La ciencia (o historia) detrás
No es una ocurrencia de domingo, sino una lección que la historia ha escrito con sangre financiera. Según un estudio del Instituto de Estudios Bursátiles de la Universidad Complutense de Madrid, los meses de junio a septiembre han concentrado, de media, dos tercios de las correcciones más bruscas del Ibex 35 desde 1990. El famoso "Sell in May and go away" (vende en mayo y vete) no es un mito anglosajón: tiene base estadística. En concreto, el sector tecnológico, por su alta beta (sensibilidad al mercado), tiende a caer un 8-12% adicional en esos meses si hay incertidumbre macro, como la que vivimos con los tipos de interés todavía altos. Además, los bonos cortos actúan como un colchón: su duración reducida hace que su precio fluctúe poco, y ofrecen una rentabilidad del 3-4% anual sin apenas riesgo. Es como tener un "seguro de verano" para tu cartera, una estrategia que los gestores de fondos en Barcelona aplican cada año para no llevarse sorpresas en septiembre.
Cómo aplicarlo en tu día a día
Primero, revisa tu extracto de la cuenta de valores o del fondo de inversión. Calcula el porcentaje real que tienes en empresas tecnológicas (incluye los ETFs como el Invesco QQQ o el iShares Nasdaq).
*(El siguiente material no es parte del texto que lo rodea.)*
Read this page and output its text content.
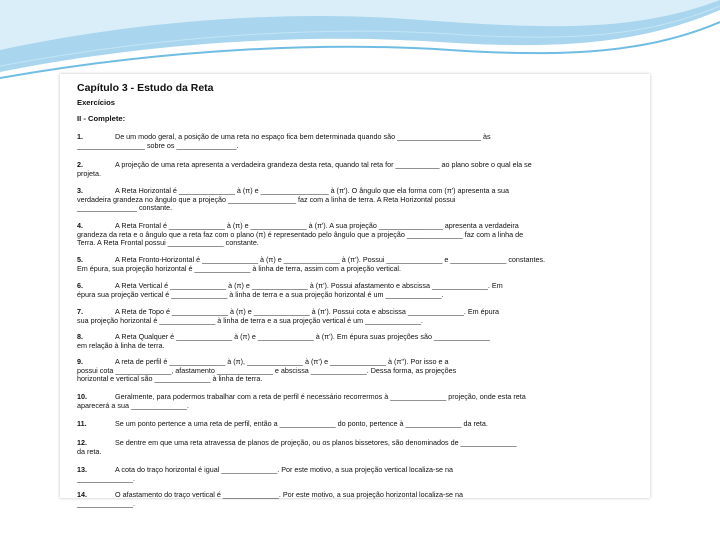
Capítulo 3 - Estudo da Reta
Exercícios
II - Complete:
1.	De um modo geral, a posição de uma reta no espaço fica bem determinada quando são _____________________ às
_________________ sobre os _______________.
2.	A projeção de uma reta apresenta a verdadeira grandeza desta reta, quando tal reta for ___________ ao plano sobre o qual ela se
projeta.
3.	A Reta Horizontal é ______________ à (π) e _________________ à (π'). O ângulo que ela forma com (π') apresenta a sua
verdadeira grandeza no ângulo que a projeção _________________ faz com a linha de terra. A Reta Horizontal possui
_______________ constante.
4.	A Reta Frontal é ______________ à (π) e ______________ à (π'). A sua projeção ________________ apresenta a verdadeira
grandeza da reta e o ângulo que a reta faz com o plano (π) é representado pelo ângulo que a projeção ______________ faz com a linha de
Terra. A Reta Frontal possui ______________ constante.
5.	A Reta Fronto-Horizontal é ______________ à (π) e ______________ à (π'). Possui ______________ e ______________ constantes.
Em épura, sua projeção horizontal é ______________ à linha de terra, assim com a projeção vertical.
6.	A Reta Vertical é ______________ à (π) e ______________ à (π'). Possui afastamento e abscissa ______________. Em
épura sua projeção vertical é ______________ à linha de terra e a sua projeção horizontal é um ______________.
7.	A Reta de Topo é ______________ à (π) e ______________ à (π'). Possui cota e abscissa ______________. Em épura
sua projeção horizontal é ______________ à linha de terra e a sua projeção vertical é um ______________.
8.	A Reta Qualquer é ______________ à (π) e ______________ à (π'). Em épura suas projeções são ______________
em relação à linha de terra.
9.	A reta de perfil é ______________ à (π), ______________ à (π') e ______________ à (π''). Por isso e a
possui cota ______________, afastamento ______________ e abscissa ______________. Dessa forma, as projeções
horizontal e vertical são ______________ à linha de terra.
10.	Geralmente, para podermos trabalhar com a reta de perfil é necessário recorrermos à ______________ projeção, onde esta reta
aparecerá a sua ______________.
11.	Se um ponto pertence a uma reta de perfil, então a ______________ do ponto, pertence à ______________ da reta.
12.	Se dentre em que uma reta atravessa de planos de projeção, ou os planos bissetores, são denominados de ______________
da reta.
13.	A cota do traço horizontal é igual ______________. Por este motivo, a sua projeção vertical localiza-se na
______________.
14.	O afastamento do traço vertical é ______________. Por este motivo, a sua projeção horizontal localiza-se na
______________.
Si supera el 60%, no te asustes: no tienes que vender toda tu vida, solo un 10% de ese montante. Por ejemplo, si tienes 30.000 euros en tecnológicas, venderás 3.000 euros. Segundo, elige el vehículo para los bonos cortos. En España, puedes comprar Letras del Tesoro a 6 o 12 meses directamente a través del Banco de España (sin comisiones) o usar un fondo monetario como el "Caixabank Monetario" o "BBVA Monetario", que invierten en deuda pública a corto plazo. Tercero, ejecuta la venta en una sola orden de mercado, sin esperar al último día de mayo. Hazlo antes del 1 de junio, cuando el volumen de verano empieza a caer y las horquillas se amplían. Cuarto, destina ese dinero a la compra de los bonos o del fondo, y olvídate hasta octubre. No lo mires a diario: el objetivo es blindar, no especular.
Conclusión
En TipDía creemos que la prudencia no es aburrida, sino la mejor amiga de la rentabilidad a largo plazo. Ajustar tu cartera ahora es como ponerle una sombrilla a tu terraza antes de que llegue la canícula: no evita el calor, pero te asegura que puedas seguir disfrutando de la vista sin quemarte. No se trata de predecir el futuro, sino de dormir tranquilo sabiendo que has separado el grano de la paja antes de que sople el viento de agosto.